Voices’ Blog

The COVID-19 Child Care Conundrum

Posted:  -  By: Emily Griffey

Families are in a child care conundrum. What do you do with your children who are out of school for an undetermined amount of weeks? What do you to ensure you are not exposing your children and the community to the dreaded COVID-19? What do you when you live paycheck to paycheck to provide for your family?

Child care providers are in a similar conundrum. What do they do to keep the children in their care and educators from spreading disease? What do they do to help the families reaching out for care, including for additional school-age children? What will they do to ensure that tuition payments continue to come in so that they can pay staff and keep on the lights?
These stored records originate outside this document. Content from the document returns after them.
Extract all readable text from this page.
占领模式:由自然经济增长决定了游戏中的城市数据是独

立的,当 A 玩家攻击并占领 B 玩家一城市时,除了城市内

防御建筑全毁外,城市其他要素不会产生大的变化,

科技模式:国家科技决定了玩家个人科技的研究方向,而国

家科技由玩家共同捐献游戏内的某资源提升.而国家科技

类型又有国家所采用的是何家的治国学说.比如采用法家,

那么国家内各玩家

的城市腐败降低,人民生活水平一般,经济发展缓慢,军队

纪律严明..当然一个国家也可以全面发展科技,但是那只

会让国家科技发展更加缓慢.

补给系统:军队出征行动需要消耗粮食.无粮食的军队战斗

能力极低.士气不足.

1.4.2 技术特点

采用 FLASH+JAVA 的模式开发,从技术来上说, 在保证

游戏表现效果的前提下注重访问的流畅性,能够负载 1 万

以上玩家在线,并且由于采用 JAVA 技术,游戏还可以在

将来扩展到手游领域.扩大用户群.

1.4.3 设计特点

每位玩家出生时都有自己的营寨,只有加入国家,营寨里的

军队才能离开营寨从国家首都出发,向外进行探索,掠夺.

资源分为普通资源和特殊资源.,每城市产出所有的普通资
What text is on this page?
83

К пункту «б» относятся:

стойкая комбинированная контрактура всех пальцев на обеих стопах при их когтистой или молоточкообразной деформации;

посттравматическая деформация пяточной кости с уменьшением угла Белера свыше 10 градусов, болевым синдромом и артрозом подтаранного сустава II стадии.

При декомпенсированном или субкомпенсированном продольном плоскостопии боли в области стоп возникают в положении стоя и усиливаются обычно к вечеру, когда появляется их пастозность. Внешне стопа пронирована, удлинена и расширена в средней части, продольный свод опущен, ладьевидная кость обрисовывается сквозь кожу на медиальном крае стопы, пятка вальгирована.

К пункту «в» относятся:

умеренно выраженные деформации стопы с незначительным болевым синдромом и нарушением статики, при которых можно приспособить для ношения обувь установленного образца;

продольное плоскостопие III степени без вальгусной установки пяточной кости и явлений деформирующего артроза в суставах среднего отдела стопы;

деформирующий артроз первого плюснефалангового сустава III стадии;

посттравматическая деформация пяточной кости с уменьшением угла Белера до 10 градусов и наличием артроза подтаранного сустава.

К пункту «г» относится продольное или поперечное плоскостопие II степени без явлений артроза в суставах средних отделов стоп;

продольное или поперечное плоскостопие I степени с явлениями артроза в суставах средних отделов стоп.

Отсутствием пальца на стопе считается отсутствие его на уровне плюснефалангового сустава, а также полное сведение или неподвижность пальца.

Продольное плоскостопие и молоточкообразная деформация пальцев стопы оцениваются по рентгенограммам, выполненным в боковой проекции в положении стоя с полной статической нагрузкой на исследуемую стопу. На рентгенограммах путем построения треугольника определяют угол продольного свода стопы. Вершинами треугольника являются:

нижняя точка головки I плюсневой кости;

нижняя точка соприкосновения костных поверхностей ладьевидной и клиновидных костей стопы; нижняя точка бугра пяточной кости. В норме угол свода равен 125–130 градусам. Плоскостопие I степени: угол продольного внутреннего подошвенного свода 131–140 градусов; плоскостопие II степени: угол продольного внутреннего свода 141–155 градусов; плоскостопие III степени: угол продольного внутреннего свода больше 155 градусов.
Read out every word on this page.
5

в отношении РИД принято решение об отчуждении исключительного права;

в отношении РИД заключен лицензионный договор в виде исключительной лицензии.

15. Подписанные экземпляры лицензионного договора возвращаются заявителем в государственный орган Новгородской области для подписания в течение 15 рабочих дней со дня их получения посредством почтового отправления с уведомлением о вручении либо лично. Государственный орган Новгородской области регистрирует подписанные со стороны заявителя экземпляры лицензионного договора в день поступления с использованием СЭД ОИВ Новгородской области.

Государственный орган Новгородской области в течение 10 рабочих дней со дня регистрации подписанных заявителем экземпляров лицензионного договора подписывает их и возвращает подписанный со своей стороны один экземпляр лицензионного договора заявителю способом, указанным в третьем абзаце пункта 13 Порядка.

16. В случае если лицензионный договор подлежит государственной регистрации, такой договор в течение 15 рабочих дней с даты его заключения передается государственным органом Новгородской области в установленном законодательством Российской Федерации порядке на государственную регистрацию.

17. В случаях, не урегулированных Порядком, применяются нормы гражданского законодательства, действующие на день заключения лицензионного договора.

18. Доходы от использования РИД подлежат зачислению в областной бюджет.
While there are many moral and ethical complications in this conundrum, our state leaders and state and federal elected officials do have tools to help to mitigate and manage the stresses on families.

The Commonwealth of Virginia should:

  1. Issue a statement clarifying what is expected of child care providers. The National Association for the Education of Young Children has issued a statement that all child care programs should close to curb the spread of COVID-19 unless in they are authorized to serve categories of “essential personnel”.
  2. Change payment practices so that providers receiving state and federal payments on behalf of disadvantaged families can continue to have a source of income. This would mean to change practice to ensure providers are paid while children are absent and allow families to maintain eligibility while programs are closed.
  3. Provide guidance and assistance to families seeking care and serving as “essential personnel”. This can be advice for families on how to navigate the landscape to find providers who are trained to meet appropriate health and safety standards to curb the spread of disease. As well as guidance to assess the most appropriate providers to meet their needs in both center-based care and family day homes.

Congress should act to:

  1. Ensure there is an appropriate federal paid family leave policy for all working families that must take off from their jobs during this time of social distancing.
  2. Provide additional assistance to the child care business sector to help ensure that programs do not face long-term financial hardship and can remain open once families return to work.

Virginia and most states have prioritized the health and safety of their school-age children by closing schools. This is a difficult choice for many but the right thing to do to prevent the spread of COVID-19 and “flatten the curve”. Shouldn’t we expect the same protection for the youngest children in care and their educators?